Went to a customers house today. His neighbor redid his water lines for him earlier this week. The neighbor ran Pex lines in the attic (which will freeze here) but look at this picture and see what is wrong here. I'm redoing the plumbing on Tuesday next week. I counted 20 shark bites that's only what I could see out in the open. They will be good for the scrap bucket (home owner is tired of slab leaks). This would been worse than a slab leak....


----------



## MTDUNN (Oct 9, 2011)

What manifold is that? Never seen that brand


----------



## 3KP (Jun 19, 2008)

It looked like a Vanguard . Which I believe the box said Viega? or how ever it's spelled?


----------



## redbeardplumber (Dec 4, 2012)

It is a manabloc . I think Vangaurd did make them.... Horrible horrible things....


----------



## 3KP (Jun 19, 2008)

WOW! no one has noticed that the water heater is connected backwards to the maniblock you guys are slacking!!:yes:


----------



## MTDUNN (Oct 9, 2011)

I never worked on one.
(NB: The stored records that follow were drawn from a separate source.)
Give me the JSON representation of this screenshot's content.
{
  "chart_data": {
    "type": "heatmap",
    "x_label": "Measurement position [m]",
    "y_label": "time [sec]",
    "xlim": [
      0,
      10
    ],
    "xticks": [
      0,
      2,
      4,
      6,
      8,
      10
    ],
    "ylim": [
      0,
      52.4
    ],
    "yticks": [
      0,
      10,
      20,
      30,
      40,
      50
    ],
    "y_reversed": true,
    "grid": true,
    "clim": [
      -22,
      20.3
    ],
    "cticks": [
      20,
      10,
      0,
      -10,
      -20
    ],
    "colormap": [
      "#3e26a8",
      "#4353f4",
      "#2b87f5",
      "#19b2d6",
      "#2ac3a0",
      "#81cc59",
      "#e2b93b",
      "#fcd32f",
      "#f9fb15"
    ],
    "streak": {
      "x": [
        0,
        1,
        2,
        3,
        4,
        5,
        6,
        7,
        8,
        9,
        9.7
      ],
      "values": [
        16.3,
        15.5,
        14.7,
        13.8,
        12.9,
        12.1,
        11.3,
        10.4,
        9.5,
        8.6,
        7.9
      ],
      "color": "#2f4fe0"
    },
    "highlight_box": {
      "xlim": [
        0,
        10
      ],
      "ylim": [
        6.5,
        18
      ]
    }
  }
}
I've seen them in tract homes late 80's when PB was used a lot. How is it backward? Does the hot go on top?


----------



## MACPLUMB777 (Jun 18, 2008)

3kp said:


> wow! No one has noticed that the water heater is connected backwards to the maniblock you guys are slacking!!:yes:


Yes I did notice because not enough hot water !


----------



## redbeardplumber (Dec 4, 2012)

That is just a disaster.... There really is no cold feed to the tank.... Wow


----------



## Michaelcookplum (May 1, 2011)

I look at this and say"what the hell is that"


----------



## tims007 (Aug 31, 2013)

3KP said:


> WOW! no one has noticed that the water heater is connected backwards to the maniblock you guys are slacking!!:yes:


 ding ding ding .. first thing i noticed wow some people need to just step away from the helping


----------



## suzie (Sep 1, 2010)

Where's the bracing? It is patriotic with the red, white and blue pex:thumbsup:


----------



## Redwood (Sep 8, 2008)

tims007 said:


> ding ding ding .. first thing i noticed wow some people need to just step away from the helping


Zackly...

It was just one of those things that you look at and say, "Okay save the water heater scrap everything else it's all wrong."

How much is PEX scrap going for these days? :laughing:

I wouldn't even save the manifold, those Maniblocs suck, home running PEX is for people that don't know how to size pipe...


----------



## tims007 (Aug 31, 2013)

maniblocs suck .. i almost wont touch them with out a no warranty on anything signature


----------



## 3KP (Jun 19, 2008)

*upate*

Went back to the guys house last week to fix the broken stool flange. The water was still jacked up.. I did talk him into letting me at least fix the hot and cold on the water heater to avoid damaging it. He's going to try and hold off until spring before fixing water lines. (I bet he will be calling some one before then when his water lines freeze in the attic)


----------



## Redwood (Sep 8, 2008)

3KP said:


> Went back to the guys house last week to fix the broken stool flange. The water was still jacked up.. I did talk him into letting me at least fix the hot and cold on the water heater to avoid damaging it. He's going to try and hold off until spring before fixing water lines. (I bet he will be calling some one before then when his water lines freeze in the attic)


Holding off til spring should work with those lines in the attic... :laughing:

When he calls with no water this winter, just tell him it's pex it will thaw in the spring and be fine... :thumbup:


----------